Le propriétaire du canal doit en jouir et l’entretenir de manière à ce qu’aucun dommage ne soit causé aux propriétés riveraines ; si le canal est dégradé, la réparation peut en être exigée, sans préjudice des dommages-intérêts pour les pertes qui auraient été occasionnées par l’infiltration des eaux ou autrement. Le propriétaire est tenu de faire le curage du canal qui lui appartient ; les riverains qui peuvent avoir à craindre ou qui subissent du dommage à raison du défaut de curage ont le droit de traduire le propriétaire devant le juge de paix, qui connaît, en général, des actions relatives au curage des canaux servant au mouvement des usines, lorsque les droits de propriété ou de servitude ne sont pas contestés. Si le propriétaire du canal l’est aussi des francs-bords, il peut et doit s’en servir pour le passage des ouvriers qui travaillent au curage, et le dépôt des matériaux qui en proviennent ; s’il n’a pas la propriété, il est néanmoins en droit de passer et de faire tout ce qui est nécessaire au curage. Les frais du curage sont au compte du propriétaire du canal, lequel supporte aussi l’indemnité qui pourrait être due à raison du dommage que l’opération aurait causé.
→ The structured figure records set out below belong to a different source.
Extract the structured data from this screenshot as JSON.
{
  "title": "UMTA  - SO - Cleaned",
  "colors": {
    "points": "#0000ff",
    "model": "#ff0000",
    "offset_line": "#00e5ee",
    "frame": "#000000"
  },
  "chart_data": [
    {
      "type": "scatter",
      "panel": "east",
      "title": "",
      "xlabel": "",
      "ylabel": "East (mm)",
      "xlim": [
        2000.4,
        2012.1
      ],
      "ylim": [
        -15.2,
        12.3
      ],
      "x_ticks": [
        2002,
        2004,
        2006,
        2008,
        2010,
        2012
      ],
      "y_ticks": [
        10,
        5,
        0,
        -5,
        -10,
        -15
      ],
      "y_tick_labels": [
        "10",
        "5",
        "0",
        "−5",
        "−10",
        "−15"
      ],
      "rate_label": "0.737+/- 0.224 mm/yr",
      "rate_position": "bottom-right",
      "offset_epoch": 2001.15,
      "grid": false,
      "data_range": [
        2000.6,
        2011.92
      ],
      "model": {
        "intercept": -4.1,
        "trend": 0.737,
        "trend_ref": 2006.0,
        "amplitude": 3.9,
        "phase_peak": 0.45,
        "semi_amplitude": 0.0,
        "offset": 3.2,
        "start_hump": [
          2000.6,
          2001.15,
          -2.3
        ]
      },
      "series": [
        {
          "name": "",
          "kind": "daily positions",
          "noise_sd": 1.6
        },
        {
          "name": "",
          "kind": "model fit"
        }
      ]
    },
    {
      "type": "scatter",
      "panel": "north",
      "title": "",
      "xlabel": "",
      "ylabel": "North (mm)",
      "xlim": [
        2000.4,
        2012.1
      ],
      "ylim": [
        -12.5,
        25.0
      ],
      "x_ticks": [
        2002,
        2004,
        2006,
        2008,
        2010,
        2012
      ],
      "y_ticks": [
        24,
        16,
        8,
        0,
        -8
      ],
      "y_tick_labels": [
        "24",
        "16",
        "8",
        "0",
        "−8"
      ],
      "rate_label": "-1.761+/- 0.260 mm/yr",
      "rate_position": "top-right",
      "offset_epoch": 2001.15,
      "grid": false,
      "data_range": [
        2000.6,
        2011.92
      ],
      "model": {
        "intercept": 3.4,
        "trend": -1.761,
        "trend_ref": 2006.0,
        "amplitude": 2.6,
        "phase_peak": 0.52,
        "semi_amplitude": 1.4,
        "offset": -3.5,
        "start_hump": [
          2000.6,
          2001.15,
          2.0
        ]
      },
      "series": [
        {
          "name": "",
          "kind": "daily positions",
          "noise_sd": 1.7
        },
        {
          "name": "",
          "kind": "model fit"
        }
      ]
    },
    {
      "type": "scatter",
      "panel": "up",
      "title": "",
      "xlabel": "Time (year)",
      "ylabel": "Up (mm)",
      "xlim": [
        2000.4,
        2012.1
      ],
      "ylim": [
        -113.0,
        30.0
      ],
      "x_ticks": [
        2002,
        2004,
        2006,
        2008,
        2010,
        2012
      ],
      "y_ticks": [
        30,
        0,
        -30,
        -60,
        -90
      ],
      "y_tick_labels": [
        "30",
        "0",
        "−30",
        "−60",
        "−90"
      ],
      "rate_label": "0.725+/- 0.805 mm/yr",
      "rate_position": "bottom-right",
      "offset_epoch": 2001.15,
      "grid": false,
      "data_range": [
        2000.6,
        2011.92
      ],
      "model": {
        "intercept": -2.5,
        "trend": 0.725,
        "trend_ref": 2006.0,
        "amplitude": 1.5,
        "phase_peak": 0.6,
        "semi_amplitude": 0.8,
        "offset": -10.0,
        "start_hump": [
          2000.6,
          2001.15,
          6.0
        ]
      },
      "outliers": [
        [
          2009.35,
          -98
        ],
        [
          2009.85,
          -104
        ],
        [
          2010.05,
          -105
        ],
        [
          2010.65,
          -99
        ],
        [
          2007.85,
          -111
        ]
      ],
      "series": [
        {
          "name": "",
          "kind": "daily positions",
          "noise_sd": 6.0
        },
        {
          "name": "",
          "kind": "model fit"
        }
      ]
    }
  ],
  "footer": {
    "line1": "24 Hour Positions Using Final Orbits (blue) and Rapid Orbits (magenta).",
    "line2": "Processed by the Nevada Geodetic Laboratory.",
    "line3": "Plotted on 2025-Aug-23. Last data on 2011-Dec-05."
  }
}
Le canal de fuite d’un moulin à eau, quand il a été creusé de main d’homme, est présumé faire partie du moulin ; il comporte les mêmes droits, et impose les mêmes obligations que le canal de dérivation proprement dit. Le maître de ce canal, s’il n’est pas propriétaire des bords, peut, quand il procède au curage, rejeter, à la distance fixée, soit par convention, soit par l’usage des lieux, les vases et les boues sur les propriétés riveraines.

Canaux de dessèchement. Voy. Dessèchement.

Canaux d’irrigation. Voy. Irrigations.

Canaux de navigation. Quand les propriétaires des terrains sur lesquels ces canaux doivent être établis, après la publication de la loi qui a ordonné ou autorisé les travaux, ne sont pas tombés d’accord avec l’administration ou avec les concessionnaires, il est procédé à la prise des terrains dans les formes et avec les garanties des lois de l’expropriation pour cause d’utilité publique ; ils sont tenus de souffrir l’expropriation même pour le chemin de halage, les contrefossés, et toutes les dépendances des canaux. Lorsqu’un canal emprunte des parties du lit d’un cours d’eau navigable, les riverains sont tenus de livrer pour le chemin de halage, le terrain qui doit leur être acheté ; il en est de même pour les portions de terrain bordant un canal établi sur des parties d’un cours d’eau non navigable : dans ce dernier cas, la perte de l’usage des eaux donne droit à une indemnité. L’emploi, par un canal, du lit sur lequel coulent des eaux non navigables, ne donne aux riverains aucun droit à une indemnité ; il n’en est dû que pour l’établissement du chemin de halage. On doit aussi indemniser les riverains d’un cours d’eau, incorporé dans un canal, de la perte du droit de pêche, du détournement des eaux pour l’alimentation du canal, du dommage causé par les infiltrations. — Quand l’État fait la concession d’un canal, il n’en aliène pas la propriété, mais seulement la jouissance ; il s’ensuit que l’on ne peut acquérir par prescription aucune partie d’un canal de navigation, qu’il ait été construit par l’État, ou par une compagnie, ou un particulier concessionnaire.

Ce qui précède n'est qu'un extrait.